Question

What effect would the presence of rotenone have on ATP production? What effect would the presence of your inhibitor have on the amount of NAD+, NADH, pyruvate, and oxygen present in the cell?

If cellular respiration is blocked, can cells switch to a backup method for making ATP?

Answer 1

Rotenone is an insecticide and a pesticide that is used widely to prevent crops from infestation.

It acts as a block to the Electron transport chain (ETC) in the mitochondrial membrane.
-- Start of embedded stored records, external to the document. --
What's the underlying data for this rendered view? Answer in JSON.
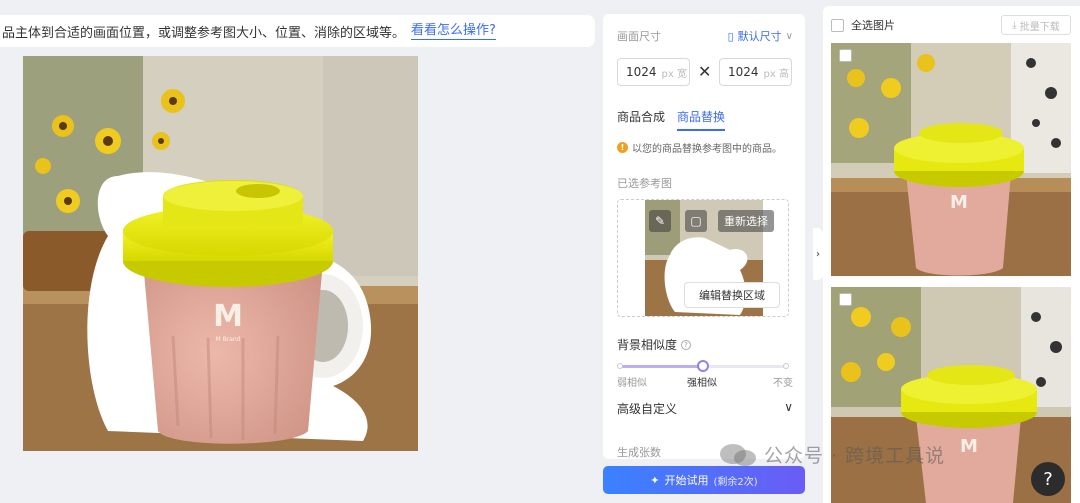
{
  "tip": {
    "text": "品主体到合适的画面位置，或调整参考图大小、位置、消除的区域等。",
    "link": "看看怎么操作?"
  },
  "canvas": {
    "logo_letter": "M",
    "logo_subtext": "M Brand",
    "colors": {
      "lid": "#e6e80a",
      "cup": "#e0a89a",
      "bg_top": "#d9d6c9",
      "table": "#8a643d"
    }
  },
  "panel": {
    "size_label": "画面尺寸",
    "default_size": "默认尺寸",
    "width": {
      "value": "1024",
      "unit": "px 宽"
    },
    "times": "✕",
    "height": {
      "value": "1024",
      "unit": "px 高"
    },
    "tabs": [
      {
        "label": "商品合成",
        "active": false
      },
      {
        "label": "商品替换",
        "active": true
      }
    ],
    "notice": "以您的商品替换参考图中的商品。",
    "ref_label": "已选参考图",
    "reselect": "重新选择",
    "edit_area": "编辑替换区域",
    "similarity_label": "背景相似度",
    "similarity_options": [
      "弱相似",
      "强相似",
      "不变"
    ],
    "similarity_selected": 1,
    "advanced": "高级自定义",
    "gen_count": "生成张数",
    "start_button": "开始试用",
    "remaining": "(剩余2次)"
  },
  "results": {
    "select_all": "全选图片",
    "batch_download": "批量下载",
    "collapse_icon": "chevron-right-icon"
  },
  "watermark": "公众号 · 跨境工具说",
  "help": "?"
}
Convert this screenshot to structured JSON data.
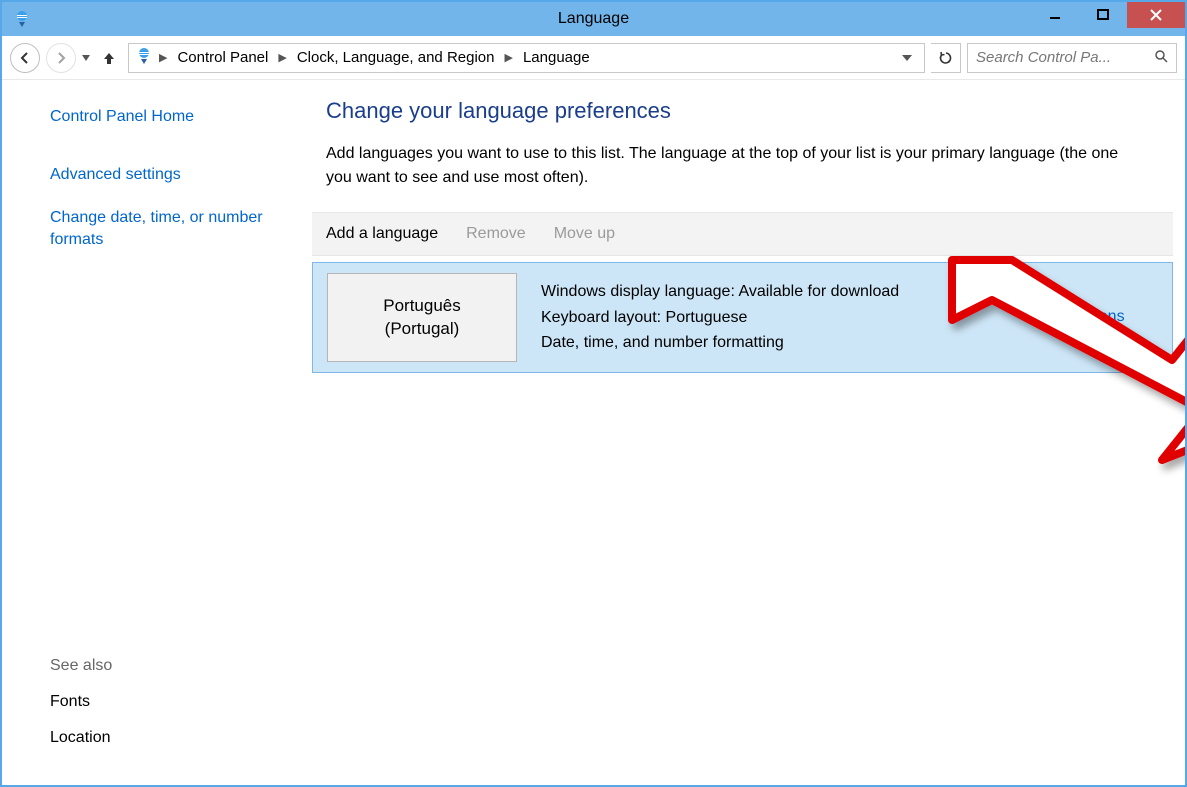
{
  "window": {
    "title": "Language"
  },
  "breadcrumb": {
    "items": [
      "Control Panel",
      "Clock, Language, and Region",
      "Language"
    ]
  },
  "search": {
    "placeholder": "Search Control Pa..."
  },
  "sidebar": {
    "home": "Control Panel Home",
    "links": [
      "Advanced settings",
      "Change date, time, or number formats"
    ],
    "see_also_label": "See also",
    "see_also": [
      "Fonts",
      "Location"
    ]
  },
  "main": {
    "heading": "Change your language preferences",
    "description": "Add languages you want to use to this list. The language at the top of your list is your primary language (the one you want to see and use most often).",
    "toolbar": {
      "add": "Add a language",
      "remove": "Remove",
      "move_up": "Move up"
    },
    "language_row": {
      "tile_line1": "Português",
      "tile_line2": "(Portugal)",
      "info_line1": "Windows display language: Available for download",
      "info_line2": "Keyboard layout: Portuguese",
      "info_line3": "Date, time, and number formatting",
      "options": "Options"
    }
  }
}
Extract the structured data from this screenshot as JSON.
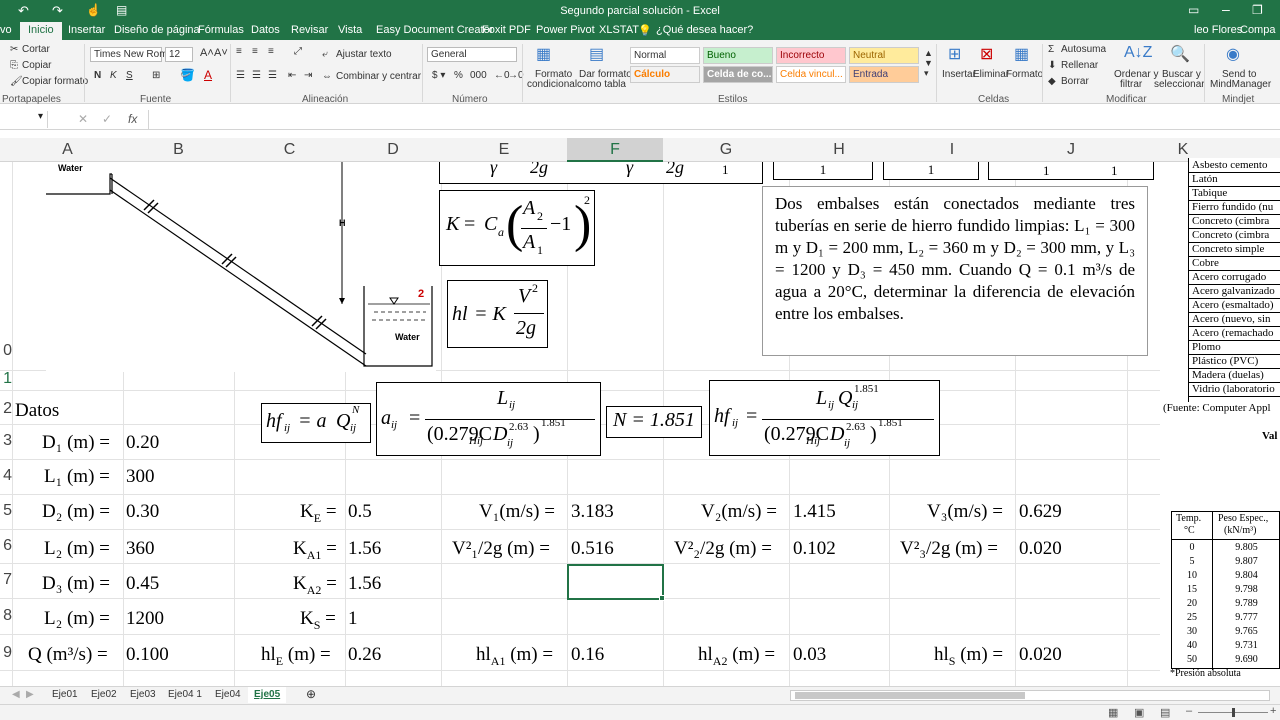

It prevents the transfer for electrons from the complex 1 to Ubiquinone, which will then be transferring electrons to complex 3 and eventually to complex 4. All of these processes lead to the formation of a proton gradient across the membrane which then powers the ATP synthase to synthesize ATP. Since the process is hampered, the hydrogen gradients aren't created. As a result, ATP synthase isn't active and the cells do not produce ATP.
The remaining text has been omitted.